Alec Potts

Personal information
- Full name: Alec Potts
- Nickname: Pottsy
- Born: 9 February 1996 (age 30) Clayton, Victoria, Australia
- Height: 185 cm (6 ft 1 in)
- Weight: 77 kg (170 lb)

Sport
- Country: Australia
- Sport: Archery
- Event: Recurve
- Club: AIM Archery
- Coached by: Simon Fairweather

Medal record
Men's archery
Representing Australia
Olympic Games
| Bronze medal – third place | 2016 Rio de Janeiro | Team |

= Alec Potts =

Australian archer (born 1996)

Alec Potts (born 9 February 1996) is an Australian competitive archer. He won a bronze medal in the men's team recurve at the 2016 Summer Olympics in Rio de Janeiro.

==Biography==
Born in Clayton, Victoria, Potts took up archery as a child when living with his family in the United Kingdom, and when they returned to Melbourne, joined AIM archery club in Cheltenham. He started an online equipment sales site, Eliza Archery, while still in school.

==Career==
Potts first competed at the World Archery Youth Championships in 2011, finishing 17th in 2015. At senior level, in the 2015 World Archery Championships he placed 33rd individually and contributed to an 8th-place finish by the Australian team. At his second World Cup, in Shanghai in 2016, he placed 17th individually and 9th in team competition, after qualifying third with the highest Australian international score, 685.

===2016 Summer Olympics===
In May 2016, Potts was selected for the Australian archery squad at the Summer Olympics in Rio de Janeiro, in both individual and team recurve tournaments. He recorded 666 points, 37 perfect tens, and 13 bull's eyes to take the twentieth seed heading to the knockout draw from the classification round, along with his team's cumulative score of 2,005.

In the team competition, he and his compatriots Ryan Tyack and London 2012 Olympian Taylor Worth, in fourth place, beat France 5–3 in the quarter finals, then in the semifinals lost in straight sets (0–6) to tournament favorites South Korea. In the bronze medal match, they held off a late reaction from China (6–2) to secure Australia's first medal at the Rio Olympics and first ever Olympic medal in a team archery event.

In the men's individual recurve, Potts was eliminated 4–6 in the opening round by local archer Bernardo Oliveira.

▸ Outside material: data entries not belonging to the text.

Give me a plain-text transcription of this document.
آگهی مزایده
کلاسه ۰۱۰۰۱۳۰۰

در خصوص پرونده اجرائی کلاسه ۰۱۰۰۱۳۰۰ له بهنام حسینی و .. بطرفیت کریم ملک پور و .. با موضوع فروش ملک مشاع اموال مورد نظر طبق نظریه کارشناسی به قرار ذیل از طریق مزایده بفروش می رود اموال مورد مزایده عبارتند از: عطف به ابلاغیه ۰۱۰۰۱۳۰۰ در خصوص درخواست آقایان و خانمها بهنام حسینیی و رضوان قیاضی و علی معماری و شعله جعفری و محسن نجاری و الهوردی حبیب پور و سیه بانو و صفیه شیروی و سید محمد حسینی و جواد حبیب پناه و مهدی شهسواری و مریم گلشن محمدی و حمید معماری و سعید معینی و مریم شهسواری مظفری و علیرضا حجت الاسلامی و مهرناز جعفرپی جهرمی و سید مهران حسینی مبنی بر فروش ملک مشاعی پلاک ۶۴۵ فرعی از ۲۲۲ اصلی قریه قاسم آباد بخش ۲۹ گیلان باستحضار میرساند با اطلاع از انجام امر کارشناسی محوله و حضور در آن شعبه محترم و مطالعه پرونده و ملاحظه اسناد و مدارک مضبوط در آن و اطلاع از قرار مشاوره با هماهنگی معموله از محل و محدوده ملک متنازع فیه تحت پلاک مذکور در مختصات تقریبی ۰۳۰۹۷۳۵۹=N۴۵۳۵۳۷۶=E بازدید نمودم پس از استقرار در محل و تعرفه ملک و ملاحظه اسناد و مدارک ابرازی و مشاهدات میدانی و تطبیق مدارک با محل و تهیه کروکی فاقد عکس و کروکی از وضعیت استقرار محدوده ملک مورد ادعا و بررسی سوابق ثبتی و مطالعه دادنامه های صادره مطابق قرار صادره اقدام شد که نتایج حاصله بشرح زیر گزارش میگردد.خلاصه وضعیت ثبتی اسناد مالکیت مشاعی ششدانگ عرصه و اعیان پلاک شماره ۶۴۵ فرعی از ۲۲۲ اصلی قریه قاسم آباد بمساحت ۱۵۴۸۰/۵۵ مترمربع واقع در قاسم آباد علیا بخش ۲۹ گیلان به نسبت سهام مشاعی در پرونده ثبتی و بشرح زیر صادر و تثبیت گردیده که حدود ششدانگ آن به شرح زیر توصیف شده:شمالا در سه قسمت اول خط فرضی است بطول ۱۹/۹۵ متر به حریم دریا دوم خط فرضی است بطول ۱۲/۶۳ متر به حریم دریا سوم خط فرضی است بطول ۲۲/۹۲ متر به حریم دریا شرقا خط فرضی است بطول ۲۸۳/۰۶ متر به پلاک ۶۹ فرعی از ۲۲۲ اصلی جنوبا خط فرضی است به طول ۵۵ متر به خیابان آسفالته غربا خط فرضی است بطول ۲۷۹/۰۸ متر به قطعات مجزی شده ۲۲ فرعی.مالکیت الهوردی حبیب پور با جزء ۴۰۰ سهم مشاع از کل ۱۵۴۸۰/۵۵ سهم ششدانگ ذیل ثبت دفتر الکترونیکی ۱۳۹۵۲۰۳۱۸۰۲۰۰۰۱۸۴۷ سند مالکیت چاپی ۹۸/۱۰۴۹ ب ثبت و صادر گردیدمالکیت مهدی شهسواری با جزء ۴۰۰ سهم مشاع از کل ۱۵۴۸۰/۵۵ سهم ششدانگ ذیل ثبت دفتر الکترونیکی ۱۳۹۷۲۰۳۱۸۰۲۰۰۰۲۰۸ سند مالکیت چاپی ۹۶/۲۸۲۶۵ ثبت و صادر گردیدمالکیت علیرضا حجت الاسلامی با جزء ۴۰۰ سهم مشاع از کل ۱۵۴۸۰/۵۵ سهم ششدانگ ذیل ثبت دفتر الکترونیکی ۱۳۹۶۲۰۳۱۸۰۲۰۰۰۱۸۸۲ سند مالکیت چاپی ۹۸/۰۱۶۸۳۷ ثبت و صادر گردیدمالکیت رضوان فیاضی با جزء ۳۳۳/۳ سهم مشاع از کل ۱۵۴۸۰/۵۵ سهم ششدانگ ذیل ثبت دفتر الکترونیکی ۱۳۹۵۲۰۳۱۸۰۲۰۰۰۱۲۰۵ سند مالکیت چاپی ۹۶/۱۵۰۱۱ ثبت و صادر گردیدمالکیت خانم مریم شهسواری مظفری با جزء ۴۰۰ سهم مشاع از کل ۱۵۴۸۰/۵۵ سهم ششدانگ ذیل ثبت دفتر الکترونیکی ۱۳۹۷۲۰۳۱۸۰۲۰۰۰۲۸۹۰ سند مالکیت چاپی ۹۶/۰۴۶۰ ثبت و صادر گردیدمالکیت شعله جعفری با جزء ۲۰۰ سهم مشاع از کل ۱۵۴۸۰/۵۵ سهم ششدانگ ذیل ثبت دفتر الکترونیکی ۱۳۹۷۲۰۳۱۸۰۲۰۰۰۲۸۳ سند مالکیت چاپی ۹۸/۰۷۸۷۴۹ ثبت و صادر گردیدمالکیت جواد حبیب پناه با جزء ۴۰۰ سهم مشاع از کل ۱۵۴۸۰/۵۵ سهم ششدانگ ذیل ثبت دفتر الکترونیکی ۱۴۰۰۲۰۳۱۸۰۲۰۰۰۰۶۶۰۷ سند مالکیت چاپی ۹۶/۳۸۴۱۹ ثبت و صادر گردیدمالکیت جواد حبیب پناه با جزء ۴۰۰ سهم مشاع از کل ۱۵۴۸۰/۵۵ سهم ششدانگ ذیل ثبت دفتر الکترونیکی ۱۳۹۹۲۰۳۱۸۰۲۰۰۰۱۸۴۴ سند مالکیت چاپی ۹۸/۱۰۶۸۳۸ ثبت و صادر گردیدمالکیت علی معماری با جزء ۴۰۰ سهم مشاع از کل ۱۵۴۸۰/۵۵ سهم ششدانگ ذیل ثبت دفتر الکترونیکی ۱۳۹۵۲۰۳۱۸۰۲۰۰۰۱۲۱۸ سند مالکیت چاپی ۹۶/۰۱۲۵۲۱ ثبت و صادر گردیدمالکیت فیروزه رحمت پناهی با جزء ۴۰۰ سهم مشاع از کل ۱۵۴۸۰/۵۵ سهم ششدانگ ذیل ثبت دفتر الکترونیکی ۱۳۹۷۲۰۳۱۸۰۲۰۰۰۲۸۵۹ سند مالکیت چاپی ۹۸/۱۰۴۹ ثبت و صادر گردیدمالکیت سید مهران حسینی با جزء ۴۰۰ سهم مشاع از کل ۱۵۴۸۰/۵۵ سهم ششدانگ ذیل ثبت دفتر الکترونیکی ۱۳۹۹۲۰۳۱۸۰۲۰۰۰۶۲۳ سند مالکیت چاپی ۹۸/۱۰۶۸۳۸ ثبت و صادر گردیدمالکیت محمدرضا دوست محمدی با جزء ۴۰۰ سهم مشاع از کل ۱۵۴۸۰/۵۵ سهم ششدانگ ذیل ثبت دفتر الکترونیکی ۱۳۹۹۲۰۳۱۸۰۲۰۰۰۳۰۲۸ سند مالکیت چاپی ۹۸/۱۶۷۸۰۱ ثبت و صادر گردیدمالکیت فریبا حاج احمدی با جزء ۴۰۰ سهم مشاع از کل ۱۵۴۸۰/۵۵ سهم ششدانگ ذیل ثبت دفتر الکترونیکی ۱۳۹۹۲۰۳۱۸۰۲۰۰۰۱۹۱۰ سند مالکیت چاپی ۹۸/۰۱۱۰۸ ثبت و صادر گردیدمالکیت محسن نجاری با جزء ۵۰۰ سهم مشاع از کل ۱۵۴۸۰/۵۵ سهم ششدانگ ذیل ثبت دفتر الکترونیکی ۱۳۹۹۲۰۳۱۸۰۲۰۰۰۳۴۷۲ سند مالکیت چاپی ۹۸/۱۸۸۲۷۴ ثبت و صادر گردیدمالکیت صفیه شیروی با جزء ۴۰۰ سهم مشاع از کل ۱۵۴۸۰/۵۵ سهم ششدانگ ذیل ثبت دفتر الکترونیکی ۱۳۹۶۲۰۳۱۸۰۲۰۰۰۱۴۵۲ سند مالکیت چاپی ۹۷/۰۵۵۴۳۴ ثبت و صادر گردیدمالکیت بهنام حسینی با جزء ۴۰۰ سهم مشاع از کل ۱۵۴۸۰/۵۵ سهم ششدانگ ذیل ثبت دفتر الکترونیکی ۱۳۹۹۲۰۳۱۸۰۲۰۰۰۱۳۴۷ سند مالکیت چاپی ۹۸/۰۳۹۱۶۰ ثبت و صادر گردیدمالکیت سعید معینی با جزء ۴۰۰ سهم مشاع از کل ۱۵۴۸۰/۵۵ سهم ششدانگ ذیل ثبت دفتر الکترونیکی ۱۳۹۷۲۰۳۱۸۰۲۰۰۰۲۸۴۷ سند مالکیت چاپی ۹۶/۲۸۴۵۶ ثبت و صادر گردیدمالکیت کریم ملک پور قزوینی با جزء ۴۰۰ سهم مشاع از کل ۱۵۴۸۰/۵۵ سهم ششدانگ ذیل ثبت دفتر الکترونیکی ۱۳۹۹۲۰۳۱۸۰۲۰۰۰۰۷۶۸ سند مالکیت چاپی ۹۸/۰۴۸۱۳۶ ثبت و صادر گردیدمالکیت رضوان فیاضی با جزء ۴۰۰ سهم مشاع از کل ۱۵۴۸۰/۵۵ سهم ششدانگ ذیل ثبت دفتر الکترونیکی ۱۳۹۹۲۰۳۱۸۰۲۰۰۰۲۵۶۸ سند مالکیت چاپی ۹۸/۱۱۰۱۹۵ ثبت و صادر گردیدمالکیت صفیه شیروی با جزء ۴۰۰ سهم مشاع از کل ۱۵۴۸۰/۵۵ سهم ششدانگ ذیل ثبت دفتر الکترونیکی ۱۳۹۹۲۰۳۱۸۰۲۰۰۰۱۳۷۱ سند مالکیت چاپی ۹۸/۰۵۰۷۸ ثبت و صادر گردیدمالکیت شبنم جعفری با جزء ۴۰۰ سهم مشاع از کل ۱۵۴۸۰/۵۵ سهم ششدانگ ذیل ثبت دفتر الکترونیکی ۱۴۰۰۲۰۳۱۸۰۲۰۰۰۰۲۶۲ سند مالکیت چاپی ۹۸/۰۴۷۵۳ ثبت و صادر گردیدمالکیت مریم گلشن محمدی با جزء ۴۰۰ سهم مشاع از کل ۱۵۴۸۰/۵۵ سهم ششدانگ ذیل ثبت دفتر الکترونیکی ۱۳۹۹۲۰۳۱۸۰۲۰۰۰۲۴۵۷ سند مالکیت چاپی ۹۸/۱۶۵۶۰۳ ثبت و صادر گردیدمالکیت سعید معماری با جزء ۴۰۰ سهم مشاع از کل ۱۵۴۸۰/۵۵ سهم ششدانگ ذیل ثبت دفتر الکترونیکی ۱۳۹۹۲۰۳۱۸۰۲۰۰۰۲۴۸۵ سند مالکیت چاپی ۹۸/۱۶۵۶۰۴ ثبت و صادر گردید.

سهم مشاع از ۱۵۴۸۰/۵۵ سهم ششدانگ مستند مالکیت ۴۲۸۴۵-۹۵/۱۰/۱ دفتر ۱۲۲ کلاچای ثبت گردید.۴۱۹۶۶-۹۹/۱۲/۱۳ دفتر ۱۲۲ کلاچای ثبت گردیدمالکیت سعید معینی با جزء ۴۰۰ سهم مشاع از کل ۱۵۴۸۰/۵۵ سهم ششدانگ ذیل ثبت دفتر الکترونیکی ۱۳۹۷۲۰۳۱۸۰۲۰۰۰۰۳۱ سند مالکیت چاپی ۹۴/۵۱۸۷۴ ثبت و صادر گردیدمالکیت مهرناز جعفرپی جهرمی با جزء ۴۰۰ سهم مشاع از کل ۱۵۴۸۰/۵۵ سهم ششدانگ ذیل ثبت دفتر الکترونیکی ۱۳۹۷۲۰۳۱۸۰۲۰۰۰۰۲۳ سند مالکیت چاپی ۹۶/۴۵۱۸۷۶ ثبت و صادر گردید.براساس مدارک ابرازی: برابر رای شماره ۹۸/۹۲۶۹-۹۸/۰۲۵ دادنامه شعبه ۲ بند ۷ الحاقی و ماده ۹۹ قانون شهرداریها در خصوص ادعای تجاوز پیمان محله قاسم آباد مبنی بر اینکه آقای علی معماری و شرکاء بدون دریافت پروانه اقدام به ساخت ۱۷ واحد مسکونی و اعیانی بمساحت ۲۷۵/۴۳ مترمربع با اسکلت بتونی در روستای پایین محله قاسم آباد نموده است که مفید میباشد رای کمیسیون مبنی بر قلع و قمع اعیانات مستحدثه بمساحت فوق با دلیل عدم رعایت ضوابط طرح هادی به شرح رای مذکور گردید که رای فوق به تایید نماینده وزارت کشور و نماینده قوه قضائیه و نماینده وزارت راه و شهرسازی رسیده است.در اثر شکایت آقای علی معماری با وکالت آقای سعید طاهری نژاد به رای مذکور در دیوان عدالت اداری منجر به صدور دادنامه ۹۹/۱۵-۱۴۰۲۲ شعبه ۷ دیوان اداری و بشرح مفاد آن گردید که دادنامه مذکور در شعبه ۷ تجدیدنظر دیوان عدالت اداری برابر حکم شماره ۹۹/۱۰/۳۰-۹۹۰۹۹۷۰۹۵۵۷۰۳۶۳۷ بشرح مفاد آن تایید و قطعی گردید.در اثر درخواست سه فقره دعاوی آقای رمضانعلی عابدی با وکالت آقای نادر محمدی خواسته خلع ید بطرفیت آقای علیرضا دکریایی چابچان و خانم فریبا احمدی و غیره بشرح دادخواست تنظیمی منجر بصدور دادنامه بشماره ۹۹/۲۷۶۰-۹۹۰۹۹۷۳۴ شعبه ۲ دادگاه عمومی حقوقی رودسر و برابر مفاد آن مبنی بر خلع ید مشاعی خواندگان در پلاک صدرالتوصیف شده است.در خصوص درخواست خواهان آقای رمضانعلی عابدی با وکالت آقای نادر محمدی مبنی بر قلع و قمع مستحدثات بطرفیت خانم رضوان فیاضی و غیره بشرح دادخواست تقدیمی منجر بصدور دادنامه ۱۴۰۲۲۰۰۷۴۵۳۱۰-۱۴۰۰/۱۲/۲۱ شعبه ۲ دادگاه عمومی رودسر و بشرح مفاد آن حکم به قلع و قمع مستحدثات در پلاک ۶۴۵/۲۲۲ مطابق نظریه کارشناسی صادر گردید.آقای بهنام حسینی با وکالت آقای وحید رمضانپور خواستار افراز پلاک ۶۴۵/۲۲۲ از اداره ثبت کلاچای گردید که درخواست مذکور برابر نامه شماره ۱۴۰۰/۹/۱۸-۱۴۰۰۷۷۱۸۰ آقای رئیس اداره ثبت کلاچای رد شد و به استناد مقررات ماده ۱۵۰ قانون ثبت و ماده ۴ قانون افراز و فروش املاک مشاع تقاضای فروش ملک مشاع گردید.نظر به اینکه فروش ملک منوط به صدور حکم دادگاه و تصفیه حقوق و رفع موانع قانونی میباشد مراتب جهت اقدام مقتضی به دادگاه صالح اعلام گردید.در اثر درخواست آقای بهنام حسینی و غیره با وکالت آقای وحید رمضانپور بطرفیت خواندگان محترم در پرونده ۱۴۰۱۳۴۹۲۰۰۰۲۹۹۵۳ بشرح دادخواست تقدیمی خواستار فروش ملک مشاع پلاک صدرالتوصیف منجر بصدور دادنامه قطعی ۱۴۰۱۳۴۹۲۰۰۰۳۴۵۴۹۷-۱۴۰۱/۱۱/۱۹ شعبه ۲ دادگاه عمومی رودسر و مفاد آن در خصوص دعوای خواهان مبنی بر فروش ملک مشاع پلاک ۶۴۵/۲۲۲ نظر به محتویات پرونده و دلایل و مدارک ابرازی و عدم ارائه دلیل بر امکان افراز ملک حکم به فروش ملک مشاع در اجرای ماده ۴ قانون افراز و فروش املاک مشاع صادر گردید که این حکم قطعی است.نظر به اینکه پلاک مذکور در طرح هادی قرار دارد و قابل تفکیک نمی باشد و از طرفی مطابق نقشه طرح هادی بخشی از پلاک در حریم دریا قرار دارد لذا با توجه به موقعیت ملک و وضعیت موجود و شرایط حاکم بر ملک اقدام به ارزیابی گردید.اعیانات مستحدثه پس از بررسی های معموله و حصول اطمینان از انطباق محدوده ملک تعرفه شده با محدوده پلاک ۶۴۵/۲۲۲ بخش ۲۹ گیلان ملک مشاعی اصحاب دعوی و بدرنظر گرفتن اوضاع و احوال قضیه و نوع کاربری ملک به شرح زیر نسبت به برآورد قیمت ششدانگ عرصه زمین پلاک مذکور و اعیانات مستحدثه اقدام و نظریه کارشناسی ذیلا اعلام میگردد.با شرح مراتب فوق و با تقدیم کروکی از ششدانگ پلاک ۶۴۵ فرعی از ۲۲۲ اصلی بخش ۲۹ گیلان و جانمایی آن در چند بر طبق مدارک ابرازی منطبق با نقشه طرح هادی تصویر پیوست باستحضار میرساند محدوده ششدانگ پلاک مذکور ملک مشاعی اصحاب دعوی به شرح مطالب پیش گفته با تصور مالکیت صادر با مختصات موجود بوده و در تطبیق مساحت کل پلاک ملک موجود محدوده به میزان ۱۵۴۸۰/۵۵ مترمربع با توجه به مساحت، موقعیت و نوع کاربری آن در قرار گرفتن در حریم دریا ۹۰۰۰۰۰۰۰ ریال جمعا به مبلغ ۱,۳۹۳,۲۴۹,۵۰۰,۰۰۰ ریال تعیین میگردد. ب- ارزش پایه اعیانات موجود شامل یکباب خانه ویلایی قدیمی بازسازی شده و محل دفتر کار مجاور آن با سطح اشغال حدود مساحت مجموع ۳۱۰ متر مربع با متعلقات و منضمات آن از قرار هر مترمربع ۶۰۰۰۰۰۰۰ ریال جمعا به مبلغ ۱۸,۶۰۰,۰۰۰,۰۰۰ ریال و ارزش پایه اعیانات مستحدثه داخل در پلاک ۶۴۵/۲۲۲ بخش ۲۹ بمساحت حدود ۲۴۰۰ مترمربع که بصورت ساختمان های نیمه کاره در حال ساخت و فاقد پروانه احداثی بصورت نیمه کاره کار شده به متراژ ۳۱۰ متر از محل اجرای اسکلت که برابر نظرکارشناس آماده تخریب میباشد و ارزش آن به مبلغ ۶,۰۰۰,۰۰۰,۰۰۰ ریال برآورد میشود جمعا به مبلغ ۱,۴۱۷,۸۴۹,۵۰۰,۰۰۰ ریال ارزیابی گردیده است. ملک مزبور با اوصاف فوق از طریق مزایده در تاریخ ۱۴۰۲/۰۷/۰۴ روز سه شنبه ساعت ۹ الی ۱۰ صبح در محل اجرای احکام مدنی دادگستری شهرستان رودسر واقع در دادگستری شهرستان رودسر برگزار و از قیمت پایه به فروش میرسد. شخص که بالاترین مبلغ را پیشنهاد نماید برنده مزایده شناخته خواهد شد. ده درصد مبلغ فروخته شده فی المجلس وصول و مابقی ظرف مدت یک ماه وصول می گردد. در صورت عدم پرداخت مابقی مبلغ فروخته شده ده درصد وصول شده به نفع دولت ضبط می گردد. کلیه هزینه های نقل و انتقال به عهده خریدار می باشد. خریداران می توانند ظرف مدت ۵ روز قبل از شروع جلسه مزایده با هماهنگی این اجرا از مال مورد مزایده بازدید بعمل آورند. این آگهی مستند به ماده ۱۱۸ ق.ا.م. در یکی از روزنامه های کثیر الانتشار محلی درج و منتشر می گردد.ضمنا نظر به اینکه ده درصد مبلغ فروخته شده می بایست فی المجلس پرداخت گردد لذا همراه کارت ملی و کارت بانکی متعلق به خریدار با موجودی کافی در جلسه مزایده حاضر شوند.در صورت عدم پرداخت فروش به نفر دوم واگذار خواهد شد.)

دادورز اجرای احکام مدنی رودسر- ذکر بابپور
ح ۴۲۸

With eight other Australian athletes, he was held by Rio police on charges of falsifying accreditation to attend Olympics events and released after payment of a fine by the Australian Olympic Committee, which stated that the athletes were not at fault.

===2019 Pacific Games===
Potts placed 2nd in the individual men's recurve competition at the Olympics qualifying event hosted by World Archery in association with the 2019 Pacific Games.